I am a new member to this forum and happy to know that there is lot
around here to learn from you guys.
I did not believe any anti virus, since I started using PCs, as I
always believed that weather or not there is an anti virus loaded on
my machine, I have to format my computer at least once in 3 months as
a routine and I have been doing this all along.
I proved myself wrong yesterday as when I opened my G.Mail, I cam
across funny things!
I am typing and my cursor is jumping all over the place
I am clicking to open the messages and they are not opening
Then a guy prompted and offered me to have a chat in Google mail
itself.
As soon as I closed his/her offer, I had wonders, my dial up
connection immediately gone, never reconnected again, I tried all
tricks, the COMPAQ has on the book (I am having legal Winxp Home by
the way). I struggled to send my important message as the guy who
hacked me was not allowing me to do anything?

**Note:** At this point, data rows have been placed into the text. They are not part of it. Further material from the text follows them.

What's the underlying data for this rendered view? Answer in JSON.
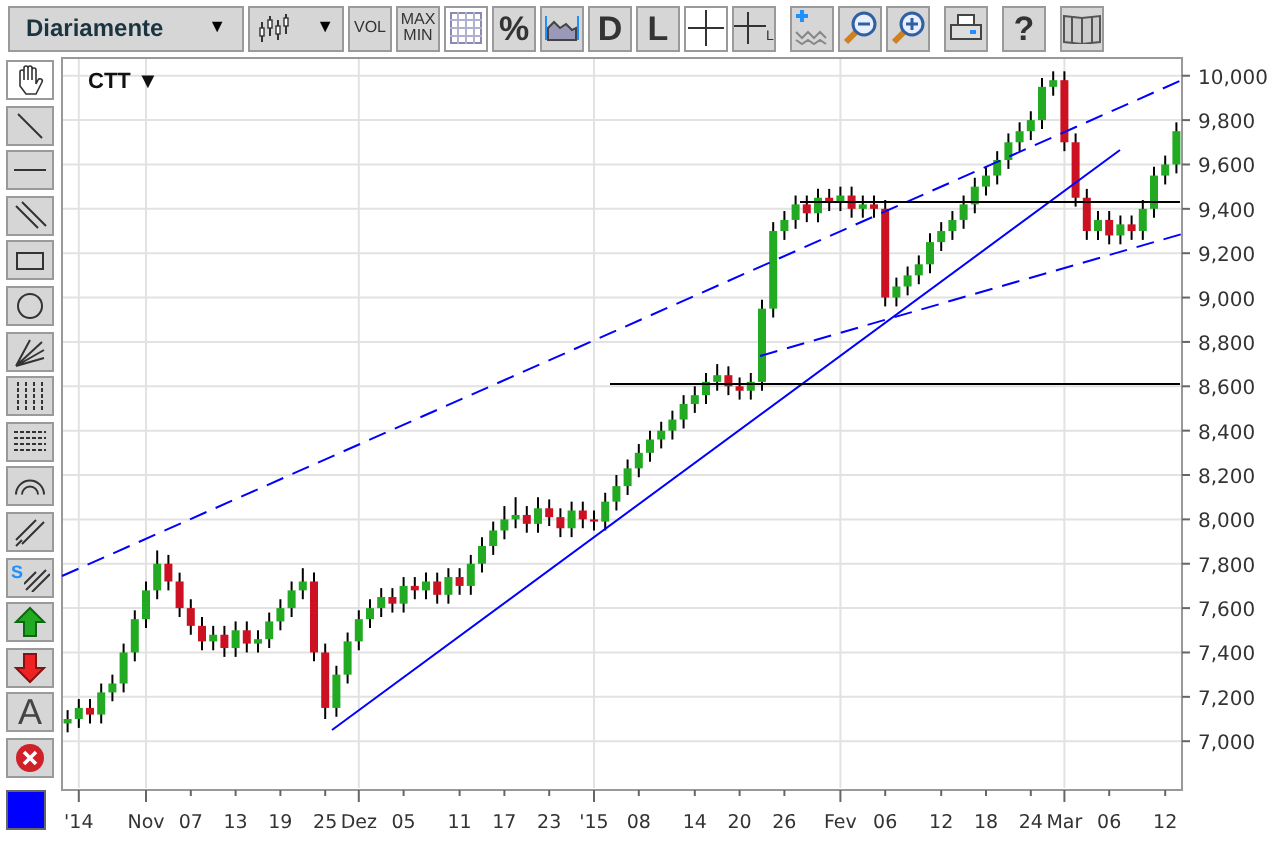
{
  "toolbar": {
    "period": {
      "label": "Diariamente",
      "caret": "▼"
    },
    "chart_type": {
      "caret": "▼"
    },
    "buttons": [
      {
        "kind": "text",
        "label": "VOL",
        "selected": false
      },
      {
        "kind": "stacked",
        "lines": [
          "MAX",
          "MIN"
        ],
        "selected": false
      },
      {
        "kind": "grid",
        "selected": true
      },
      {
        "kind": "big",
        "label": "%",
        "selected": false
      },
      {
        "kind": "area",
        "selected": false
      },
      {
        "kind": "big",
        "label": "D",
        "selected": false
      },
      {
        "kind": "big",
        "label": "L",
        "selected": false
      },
      {
        "kind": "crosshair",
        "selected": true
      },
      {
        "kind": "crosshair-sub",
        "label": "L",
        "selected": false
      },
      {
        "kind": "add-line",
        "selected": false
      },
      {
        "kind": "zoom-out",
        "selected": false
      },
      {
        "kind": "zoom-in",
        "selected": false
      },
      {
        "kind": "print",
        "selected": false
      },
      {
        "kind": "big",
        "label": "?",
        "selected": false
      },
      {
        "kind": "book",
        "selected": false
      }
    ]
  },
  "tools": [
    {
      "kind": "hand",
      "selected": true
    },
    {
      "kind": "diagonal",
      "selected": false
    },
    {
      "kind": "horizontal",
      "selected": false
    },
    {
      "kind": "parallel",
      "selected": false
    },
    {
      "kind": "rectangle",
      "selected": false
    },
    {
      "kind": "circle",
      "selected": false
    },
    {
      "kind": "fan",
      "selected": false
    },
    {
      "kind": "vgrid",
      "selected": false
    },
    {
      "kind": "hgrid",
      "selected": false
    },
    {
      "kind": "arc",
      "selected": false
    },
    {
      "kind": "channel",
      "selected": false
    },
    {
      "kind": "channel-s",
      "label": "S",
      "selected": false
    },
    {
      "kind": "arrow-up",
      "selected": false
    },
    {
      "kind": "arrow-down",
      "selected": false
    },
    {
      "kind": "text",
      "label": "A",
      "selected": false
    },
    {
      "kind": "delete",
      "selected": false
    }
  ],
  "line_color": {
    "color": "#0000ff"
  },
  "chart": {
    "symbol": "CTT",
    "caret": "▼",
    "chart_data": {
      "type": "candlestick",
      "categories": [
        null,
        "'14",
        null,
        null,
        null,
        null,
        null,
        "Nov",
        null,
        null,
        null,
        "07",
        null,
        null,
        null,
        "13",
        null,
        null,
        null,
        "19",
        null,
        null,
        null,
        "25",
        null,
        null,
        "Dez",
        null,
        null,
        null,
        "05",
        null,
        null,
        null,
        null,
        "11",
        null,
        null,
        null,
        "17",
        null,
        null,
        null,
        "23",
        null,
        null,
        null,
        "'15",
        null,
        null,
        null,
        "08",
        null,
        null,
        null,
        null,
        "14",
        null,
        null,
        null,
        "20",
        null,
        null,
        null,
        "26",
        null,
        null,
        null,
        null,
        "Fev",
        null,
        null,
        null,
        "06",
        null,
        null,
        null,
        null,
        "12",
        null,
        null,
        null,
        "18",
        null,
        null,
        null,
        "24",
        null,
        null,
        "Mar",
        null,
        null,
        null,
        "06",
        null,
        null,
        null,
        null,
        "12",
        null
      ],
      "ohlc": [
        [
          7080,
          7140,
          7040,
          7100
        ],
        [
          7100,
          7190,
          7060,
          7150
        ],
        [
          7150,
          7190,
          7080,
          7120
        ],
        [
          7120,
          7260,
          7080,
          7220
        ],
        [
          7220,
          7300,
          7180,
          7260
        ],
        [
          7260,
          7440,
          7220,
          7400
        ],
        [
          7400,
          7590,
          7360,
          7550
        ],
        [
          7550,
          7720,
          7510,
          7680
        ],
        [
          7680,
          7860,
          7640,
          7800
        ],
        [
          7800,
          7840,
          7680,
          7720
        ],
        [
          7720,
          7760,
          7560,
          7600
        ],
        [
          7600,
          7640,
          7480,
          7520
        ],
        [
          7520,
          7560,
          7410,
          7450
        ],
        [
          7450,
          7520,
          7410,
          7480
        ],
        [
          7480,
          7520,
          7380,
          7420
        ],
        [
          7420,
          7540,
          7380,
          7500
        ],
        [
          7500,
          7540,
          7400,
          7440
        ],
        [
          7440,
          7500,
          7400,
          7460
        ],
        [
          7460,
          7580,
          7420,
          7540
        ],
        [
          7540,
          7640,
          7500,
          7600
        ],
        [
          7600,
          7720,
          7560,
          7680
        ],
        [
          7680,
          7780,
          7640,
          7720
        ],
        [
          7720,
          7760,
          7360,
          7400
        ],
        [
          7400,
          7440,
          7100,
          7150
        ],
        [
          7150,
          7340,
          7110,
          7300
        ],
        [
          7300,
          7490,
          7260,
          7450
        ],
        [
          7450,
          7590,
          7410,
          7550
        ],
        [
          7550,
          7640,
          7510,
          7600
        ],
        [
          7600,
          7690,
          7560,
          7650
        ],
        [
          7650,
          7690,
          7580,
          7620
        ],
        [
          7620,
          7740,
          7580,
          7700
        ],
        [
          7700,
          7740,
          7640,
          7680
        ],
        [
          7680,
          7760,
          7640,
          7720
        ],
        [
          7720,
          7760,
          7620,
          7660
        ],
        [
          7660,
          7780,
          7620,
          7740
        ],
        [
          7740,
          7780,
          7660,
          7700
        ],
        [
          7700,
          7840,
          7660,
          7800
        ],
        [
          7800,
          7920,
          7760,
          7880
        ],
        [
          7880,
          7990,
          7840,
          7950
        ],
        [
          7950,
          8060,
          7910,
          8000
        ],
        [
          8000,
          8100,
          7960,
          8020
        ],
        [
          8020,
          8060,
          7940,
          7980
        ],
        [
          7980,
          8100,
          7940,
          8050
        ],
        [
          8050,
          8090,
          7970,
          8010
        ],
        [
          8010,
          8050,
          7920,
          7960
        ],
        [
          7960,
          8080,
          7920,
          8040
        ],
        [
          8040,
          8080,
          7960,
          8000
        ],
        [
          8000,
          8040,
          7950,
          7990
        ],
        [
          7990,
          8120,
          7950,
          8080
        ],
        [
          8080,
          8200,
          8040,
          8150
        ],
        [
          8150,
          8270,
          8110,
          8230
        ],
        [
          8230,
          8340,
          8190,
          8300
        ],
        [
          8300,
          8400,
          8260,
          8360
        ],
        [
          8360,
          8440,
          8320,
          8400
        ],
        [
          8400,
          8490,
          8360,
          8450
        ],
        [
          8450,
          8560,
          8410,
          8520
        ],
        [
          8520,
          8600,
          8480,
          8560
        ],
        [
          8560,
          8660,
          8520,
          8620
        ],
        [
          8620,
          8700,
          8580,
          8650
        ],
        [
          8650,
          8690,
          8560,
          8600
        ],
        [
          8600,
          8640,
          8540,
          8580
        ],
        [
          8580,
          8660,
          8540,
          8620
        ],
        [
          8620,
          8990,
          8580,
          8950
        ],
        [
          8950,
          9340,
          8910,
          9300
        ],
        [
          9300,
          9390,
          9260,
          9350
        ],
        [
          9350,
          9460,
          9310,
          9420
        ],
        [
          9420,
          9460,
          9340,
          9380
        ],
        [
          9380,
          9490,
          9340,
          9450
        ],
        [
          9450,
          9490,
          9390,
          9430
        ],
        [
          9430,
          9500,
          9390,
          9460
        ],
        [
          9460,
          9500,
          9360,
          9400
        ],
        [
          9400,
          9460,
          9360,
          9420
        ],
        [
          9420,
          9460,
          9360,
          9400
        ],
        [
          9400,
          9440,
          8960,
          9000
        ],
        [
          9000,
          9090,
          8960,
          9050
        ],
        [
          9050,
          9140,
          9010,
          9100
        ],
        [
          9100,
          9190,
          9060,
          9150
        ],
        [
          9150,
          9290,
          9110,
          9250
        ],
        [
          9250,
          9340,
          9210,
          9300
        ],
        [
          9300,
          9390,
          9260,
          9350
        ],
        [
          9350,
          9460,
          9310,
          9420
        ],
        [
          9420,
          9540,
          9380,
          9500
        ],
        [
          9500,
          9590,
          9460,
          9550
        ],
        [
          9550,
          9660,
          9510,
          9620
        ],
        [
          9620,
          9740,
          9580,
          9700
        ],
        [
          9700,
          9790,
          9660,
          9750
        ],
        [
          9750,
          9840,
          9710,
          9800
        ],
        [
          9800,
          9990,
          9760,
          9950
        ],
        [
          9950,
          10020,
          9910,
          9980
        ],
        [
          9980,
          10020,
          9660,
          9700
        ],
        [
          9700,
          9740,
          9410,
          9450
        ],
        [
          9450,
          9490,
          9260,
          9300
        ],
        [
          9300,
          9390,
          9260,
          9350
        ],
        [
          9350,
          9390,
          9240,
          9280
        ],
        [
          9280,
          9370,
          9240,
          9330
        ],
        [
          9330,
          9370,
          9260,
          9300
        ],
        [
          9300,
          9440,
          9260,
          9400
        ],
        [
          9400,
          9590,
          9360,
          9550
        ],
        [
          9550,
          9640,
          9510,
          9600
        ],
        [
          9600,
          9790,
          9560,
          9750
        ]
      ],
      "ylim": [
        6780,
        10080
      ],
      "grid": true,
      "yticks": [
        {
          "value": 10000,
          "label": "10,000"
        },
        {
          "value": 9800,
          "label": "9,800"
        },
        {
          "value": 9600,
          "label": "9,600"
        },
        {
          "value": 9400,
          "label": "9,400"
        },
        {
          "value": 9200,
          "label": "9,200"
        },
        {
          "value": 9000,
          "label": "9,000"
        },
        {
          "value": 8800,
          "label": "8,800"
        },
        {
          "value": 8600,
          "label": "8,600"
        },
        {
          "value": 8400,
          "label": "8,400"
        },
        {
          "value": 8200,
          "label": "8,200"
        },
        {
          "value": 8000,
          "label": "8,000"
        },
        {
          "value": 7800,
          "label": "7,800"
        },
        {
          "value": 7600,
          "label": "7,600"
        },
        {
          "value": 7400,
          "label": "7,400"
        },
        {
          "value": 7200,
          "label": "7,200"
        },
        {
          "value": 7000,
          "label": "7,000"
        }
      ]
    }
  }
}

On my good old Acer laptop it was very easy to restart and press F10
and you are in business but this brand new funny, glassy and stupid
COMPAQ, I could not do any thing
Please advise me on a very good and most economical All in One Anti
Virus and I promise you that I will pray for all of you in real
Please do not disappoint your new guest in you forum
"Yousaf" <yousafnoor@gmail.com> wrote in message
news:d26df345-4811-4ce8-9200-84f7869daea0@8g2000hse.googlegroups.com...
This isn't necessary with NT-based systems that are reasonably maintained.
If you can't get online reliably, remove the drive and attach it to another
functioning XP system. Inexpensive USB2 drive cases are very handy for
this. Get the correct case for the drive type, SATA or IDE. Cases start
around $15.
Be sure, first, that the Antivirus on the "host" system is up-to-date.
It's a good idea to do a virus scan first as a benchmark.
Once you have the drive attached to the other host system, go to
http://housecall.trendmicro.com and scan the attached drive.
You might want to first delete on that attached drive (in order to speed up
the scan by removing many files) the content.ie5 folders in each account
(these will be rebuilt), empty the temp folders, and in the root directory
delete the one or two very large files, pagefile.sys and hiberfil.sys (that
will only be present if hibernation was enabled). Empty the recycle bin.
That may actually remove the problem files; much malware gets in via the
temporary internet files and temp folders. The pagefile and hiberfil
are removed just to speed up scanning - they are big files and take a while
to examine, and they will be rebuilt as soon as the system is restarted.
I suggest the housecall site because it's unlikely to be compromised by
anything on your system. It works pretty well and won't conflict much with
the locally installed A/V software.
You might also want to download and copy over to the hosted drive HijackThis
and ccleaner, so that you can run them without reconnecting to the network.
This method doesn't allow malware to launch, so you don't have to fight with
running malware to delete its files.
Once you have completed this, put the drive back in its system, do not
connect to the network, reboot and run ccleaner, do an A/V scan, and run
HiJackThis. Examine the log carefully and take action as required.
Don't reconnect until you are reasonably certain that the system is under
your control, but be ready to disconnect.